Ancak Drosophila’nın temel önemi, dayandığı uzun bilimsel tefekkür geçmişinin üzerine inşa edilmiş modern genetik araçların varlığı ve laboratuvardaki görece kullanışlılığından da kaynaklanmaktadır. Genlerle ürünleri arasındaki ilişkinin çok katmanlı ve geniş manasıyla hayli etkileşimsel bir mimari arzettiğinden zaman zaman bahsetmiştik. İster temel açıdan yani bir biyolojik özelliğin karmaşık genetik temelinin izahı, ister hemen her durumda çok genli ve faktörlü olduğunu bildiğimiz her türden hastalığın anlaşılması ve tedavisine giden yol bakımından olsun, Drosophila yine en merkezi konumdaki model organizma olmayı sürdürmektedir. Örneğin, genetiği aldığı biçimi son yirmi yıldır değiştiren, North Carolina Eyalet Üniversitesi’nden kantitatif genetik ve genomikçi Trudy Mackay ve ekibi, tanımladıkları 200’ü aşkın Drosophila genomuyla, temel ve tıbbi genetik araştırmalarda devrim yaratacak bir eşikteler. Yine, geçtiğimiz günlerde Türkçe’ye çevrilen Son Sözü Genom Söyler adlı kitabın yazarı Greg Gibson da çok parlak bir Drosophila genetikçisi olmasının üzerine koyduğu genomik tıp perspektifiyle geleneksel tıbbi genetiği temelinden sarsan görülmemiş düzeyde işlerin altına imza atmakta ve kantitatif genomikin insan coğrafyalarına haritalandığı entelektüel bir devrimin öncülüğünü yapmakta.

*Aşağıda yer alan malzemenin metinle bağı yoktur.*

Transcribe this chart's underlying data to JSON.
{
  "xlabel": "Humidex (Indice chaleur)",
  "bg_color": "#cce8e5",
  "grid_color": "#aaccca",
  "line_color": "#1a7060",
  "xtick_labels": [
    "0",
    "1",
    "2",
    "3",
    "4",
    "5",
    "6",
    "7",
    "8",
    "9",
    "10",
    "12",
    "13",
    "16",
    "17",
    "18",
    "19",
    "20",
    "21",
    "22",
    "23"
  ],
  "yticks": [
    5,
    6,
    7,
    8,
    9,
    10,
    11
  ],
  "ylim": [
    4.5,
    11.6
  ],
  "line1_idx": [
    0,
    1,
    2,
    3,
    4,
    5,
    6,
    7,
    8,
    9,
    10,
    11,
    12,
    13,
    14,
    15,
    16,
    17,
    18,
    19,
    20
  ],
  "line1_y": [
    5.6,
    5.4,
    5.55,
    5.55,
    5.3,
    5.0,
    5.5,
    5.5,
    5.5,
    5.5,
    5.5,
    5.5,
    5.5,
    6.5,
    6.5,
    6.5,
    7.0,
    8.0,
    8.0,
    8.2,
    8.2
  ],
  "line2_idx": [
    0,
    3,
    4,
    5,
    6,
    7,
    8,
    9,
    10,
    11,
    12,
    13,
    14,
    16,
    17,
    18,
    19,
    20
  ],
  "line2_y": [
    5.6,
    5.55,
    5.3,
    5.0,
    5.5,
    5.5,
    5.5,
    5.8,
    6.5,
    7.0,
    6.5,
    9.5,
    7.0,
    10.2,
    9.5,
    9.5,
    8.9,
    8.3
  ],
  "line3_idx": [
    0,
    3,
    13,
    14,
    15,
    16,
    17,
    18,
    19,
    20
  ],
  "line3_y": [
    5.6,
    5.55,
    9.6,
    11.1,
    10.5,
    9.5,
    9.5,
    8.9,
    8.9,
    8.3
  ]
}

Büyük Drosophila genetikçisi Michael Asburner, Drosophila türlerinin genellikle alkolün biriktiği çürümüş bitki parçalarıyla olan ekoloijk ilgisi üzerine, yıllar önce şöyle demişti “Drosophila ve insanın iki ortak noktası var: Her ikisi de Afrika’dan çıktı, her ikisi de alkole bayılıyor”. Biz de, Drosophila ve insanı herhali hoş olmasa da mümkün kılan tabiatlı düzenin şerefine diyelim!